Ready to jump in bed with the storytellers of Crossover 2019?

…to listen to bedtime stories, of course.

Just like bedtime stories that we used to listen to as children, every event creates and shares its own story. A well-told story is an event where the narrator and the listener meet, where the participant and the speaker form a personal bond. Before you come to the hottest conference of the summer, we wanted you to meet our storytellers, to make the storytelling experience even stronger and more engaging.


Q: How are we going to organize events in the future?

Events are sometimes a testing ground for various ways of presenting, exchange, interacting, a frame for discussions and networking and so on, and often are the first to promote new technology, showing how it works. There is a certain joy like on fair or in cinema connected to witnessing something new, a new invention, a new way of doing things. That is the fun side of any business. I think that events have started growing not only in numbers, but maturing as well, and when we start thinking about what events could be… when they grow up… It’s tough to say but events are not yet sufficiently explored form. After thousands of years of people gathering on events of different kinds, and that is the available history, the form of event, just like people attending it, hasn’t crucially changed except for the topics, fashion, and the used technology. Not only that we love them the way they are, we just don’t ever think about them outside the practical aspect. Does technology affect the future of events? Sure. Does it affect it more than the unchallenged relation between a speaker and an audience? No, probably a change in our participation level and ways of interaction is more revolutionary, and puts technology where it belongs, in the toolbox. I think that in the world of tomorrow, we might rethink both how and why events are done and look for new ways to realize their reach and possible roles in our society.
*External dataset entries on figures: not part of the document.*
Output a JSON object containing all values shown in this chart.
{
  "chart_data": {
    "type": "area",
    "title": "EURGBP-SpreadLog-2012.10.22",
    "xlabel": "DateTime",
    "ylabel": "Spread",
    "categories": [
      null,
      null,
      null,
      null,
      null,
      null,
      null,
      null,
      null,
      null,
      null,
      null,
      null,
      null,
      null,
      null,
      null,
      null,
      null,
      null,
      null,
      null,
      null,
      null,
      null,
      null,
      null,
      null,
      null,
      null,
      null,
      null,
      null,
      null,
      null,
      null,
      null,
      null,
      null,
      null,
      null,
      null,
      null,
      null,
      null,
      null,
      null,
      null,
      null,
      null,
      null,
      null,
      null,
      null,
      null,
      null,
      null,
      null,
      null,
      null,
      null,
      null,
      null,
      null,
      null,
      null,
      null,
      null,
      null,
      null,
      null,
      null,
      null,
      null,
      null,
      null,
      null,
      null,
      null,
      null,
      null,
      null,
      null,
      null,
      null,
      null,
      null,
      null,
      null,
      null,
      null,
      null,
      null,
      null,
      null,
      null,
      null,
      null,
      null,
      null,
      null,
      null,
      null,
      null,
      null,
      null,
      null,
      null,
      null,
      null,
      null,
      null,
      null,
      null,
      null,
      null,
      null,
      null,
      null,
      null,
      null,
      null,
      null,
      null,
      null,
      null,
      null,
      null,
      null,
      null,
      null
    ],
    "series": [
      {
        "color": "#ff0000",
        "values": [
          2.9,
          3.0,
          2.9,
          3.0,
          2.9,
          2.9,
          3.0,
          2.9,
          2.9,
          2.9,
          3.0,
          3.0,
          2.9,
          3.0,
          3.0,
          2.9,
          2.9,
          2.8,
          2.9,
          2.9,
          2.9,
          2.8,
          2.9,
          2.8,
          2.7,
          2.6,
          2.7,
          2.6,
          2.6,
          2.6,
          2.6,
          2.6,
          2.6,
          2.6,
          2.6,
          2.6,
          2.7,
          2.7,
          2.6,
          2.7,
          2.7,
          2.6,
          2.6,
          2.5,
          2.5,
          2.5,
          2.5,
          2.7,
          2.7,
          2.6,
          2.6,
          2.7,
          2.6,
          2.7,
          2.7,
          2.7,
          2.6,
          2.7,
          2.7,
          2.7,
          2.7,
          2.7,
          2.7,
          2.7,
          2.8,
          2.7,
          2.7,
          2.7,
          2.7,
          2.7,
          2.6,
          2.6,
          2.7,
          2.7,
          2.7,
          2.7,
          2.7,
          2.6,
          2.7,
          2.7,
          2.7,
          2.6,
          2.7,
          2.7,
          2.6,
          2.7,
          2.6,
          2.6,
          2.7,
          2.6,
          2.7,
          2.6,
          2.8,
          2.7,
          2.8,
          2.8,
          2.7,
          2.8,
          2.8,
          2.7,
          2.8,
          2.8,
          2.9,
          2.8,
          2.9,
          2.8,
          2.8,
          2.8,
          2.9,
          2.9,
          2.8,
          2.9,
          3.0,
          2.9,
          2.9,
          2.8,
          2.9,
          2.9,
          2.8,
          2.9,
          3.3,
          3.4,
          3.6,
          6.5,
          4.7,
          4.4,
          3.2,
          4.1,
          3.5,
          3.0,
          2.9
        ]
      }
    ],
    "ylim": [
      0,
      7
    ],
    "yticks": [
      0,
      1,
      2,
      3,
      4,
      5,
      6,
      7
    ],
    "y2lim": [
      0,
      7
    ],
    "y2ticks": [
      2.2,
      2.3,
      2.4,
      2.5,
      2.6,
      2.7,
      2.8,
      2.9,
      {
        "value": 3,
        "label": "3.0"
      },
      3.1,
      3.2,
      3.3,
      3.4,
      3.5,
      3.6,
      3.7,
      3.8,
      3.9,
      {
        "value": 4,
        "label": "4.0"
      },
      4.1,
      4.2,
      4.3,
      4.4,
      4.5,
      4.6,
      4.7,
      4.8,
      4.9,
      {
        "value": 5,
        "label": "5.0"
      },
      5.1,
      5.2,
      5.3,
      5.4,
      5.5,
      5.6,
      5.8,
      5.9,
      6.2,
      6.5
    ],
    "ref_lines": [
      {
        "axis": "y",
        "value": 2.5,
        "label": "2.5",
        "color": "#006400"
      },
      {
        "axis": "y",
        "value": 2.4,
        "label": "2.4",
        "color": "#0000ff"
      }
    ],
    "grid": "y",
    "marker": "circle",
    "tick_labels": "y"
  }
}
Q: Is there something you would like to change in the world of events?

This is a „superpower“ question! Wherever we go, we all bring our culture and vision with us. Events are especially sensitive environments, where people make most of the content. I mean, physically. There are, say, twenty percent of chairs, and eighty percent humans in the room, not to mention bars and halls. No concept can survive a hostile audience. Concepts are fragile, intangible things and only people can give them power and bring them to life, to reality. So if we strive to introduce new and innovative concepts in such a challenging environment, here is what I would like to change. I would like that we become more open toward ideas of others and less eager to prove that we are the smartest. I would like to change the overall level of sensibility and raise more constructive communicators.

Q: What do you love about your job the most?

In my profession, which is design, every project is different and requires a full presence. You have to learn, watch and listen or you’ll miss the chance to pull off something remarkable. I love the fact that at every beginning of a project, the possibilities are completely open and with a well-chosen methodology, strong creative approach and collaborators who are willing to follow a vision even when it sounds risky, you can turn many potentially average projects into something much more.

Q: In your opinion, what is live marketing’s best advantage?

I would point out one obvious advantage, and that is that you have people who are actually there, and want to make the best of their time so they are dedicated and expect to take part. Each of them has something to say, something to contribute. There is a culture of attending events and staying kind of invisible, the culture of audience. But the fact that peple physically arrive at some location, and that happens in a world where we swear in remote communication of all kinds, is wonderful.


Q: What are you bringing to Conventa Crossover?

I am bringing stories from Rovinj, where a brand new hotel has just opened, one of a kind.

Q: What do you expect from Crossover in Ljubljana?

I expect to learn something new.

Q: Why should an attendee not miss your session?

I will show collected material from behind the scenes of a project where even entering the front door is considered exclusive. The theme is visual and verbal concept and execution of communication designed in close interaction with the architecture, interior, place, legends, and guests’ expectations.

Q: Hashtag suggestion for the 2019 edition?


About Mirna

After more than 17 years of experience in design and more than a few awards for her work, Mirna Pticek is still working to prove that there are no complicated projects. In reality, she has extensive experience in branding and visual communication systems, inclusive design workshops and social entrepreneurship design-led projects, as well as leading design contests and developing collaborative environments of all kinds.

Through her work, she always tries to find the solution in a new way and hands-on. She also believes that creativity should rely on strategy, even though her creative processes sometimes look like a series of experiments which, if you look at her portfolio, seems to work quite well.